Reputation: 86779
I am building a SSAS cube that includes several time dimensions that I want users to be able to use in their analysis. For example suppose I have the following dates (imagine some sort of work item tracking system)
Users might want to do the following
In short, they want to be able to see date / time comparisons between most (if not all) of these dates.
How can I provide this in a system with many dates? (preferably without adding a bazillion "difference between X and Y" fields)
Upvotes: 2
Views: 1757
Reputation: 15037
I would create a new fact, based on the existing fact, with a row per each existing fact row, per each meaningful date combination.
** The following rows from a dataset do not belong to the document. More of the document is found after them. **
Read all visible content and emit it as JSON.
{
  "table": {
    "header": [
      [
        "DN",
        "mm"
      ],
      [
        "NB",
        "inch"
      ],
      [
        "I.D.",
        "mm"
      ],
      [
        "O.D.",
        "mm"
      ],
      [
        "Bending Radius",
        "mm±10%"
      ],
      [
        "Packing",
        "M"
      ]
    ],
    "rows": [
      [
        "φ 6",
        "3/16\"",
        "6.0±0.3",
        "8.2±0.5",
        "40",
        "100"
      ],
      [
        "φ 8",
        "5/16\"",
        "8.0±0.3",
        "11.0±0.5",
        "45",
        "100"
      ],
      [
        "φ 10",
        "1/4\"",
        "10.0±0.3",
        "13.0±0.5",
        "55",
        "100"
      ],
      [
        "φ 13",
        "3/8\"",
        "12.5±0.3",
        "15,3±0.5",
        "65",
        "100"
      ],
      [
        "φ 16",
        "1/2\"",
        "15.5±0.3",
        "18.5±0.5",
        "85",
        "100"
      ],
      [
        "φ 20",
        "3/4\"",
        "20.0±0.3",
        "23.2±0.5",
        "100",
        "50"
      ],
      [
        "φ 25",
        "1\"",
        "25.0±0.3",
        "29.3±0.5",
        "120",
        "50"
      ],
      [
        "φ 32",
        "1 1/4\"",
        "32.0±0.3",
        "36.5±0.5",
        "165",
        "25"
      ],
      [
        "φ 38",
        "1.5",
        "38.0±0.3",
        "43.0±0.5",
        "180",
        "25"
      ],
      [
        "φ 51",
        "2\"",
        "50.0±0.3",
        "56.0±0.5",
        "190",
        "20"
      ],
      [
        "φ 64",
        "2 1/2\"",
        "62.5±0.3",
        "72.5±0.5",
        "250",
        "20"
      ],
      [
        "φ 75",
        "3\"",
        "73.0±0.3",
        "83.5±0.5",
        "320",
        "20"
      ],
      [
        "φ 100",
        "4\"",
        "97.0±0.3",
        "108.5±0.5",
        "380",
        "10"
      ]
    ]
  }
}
Eg 1 row for 'Created Date to Closed Date', another row for 'Created Date to Last Edit Date'. I would limit this to the meaningful combinations, e.g. no rows for 'Closed Date to Created Date'. There may be additional useful combinations comparing a date to 'Today'.
I would build this using a View, with a series of SELECT and UNION ALL clauses - one per meaningful date combination. The design of each SELECT clause would be to return all rows and columns from the existing fact data, plus a character column to describe the meaningful date combinations, plus a SQL calculation of the datediff in days and another in hours.
Then I would add this new View to the cube, "copying" (I wish) the dimension relationships from the current fact. I would create Avg, Min and Max variants of the datediff in days and also hours (6 measures).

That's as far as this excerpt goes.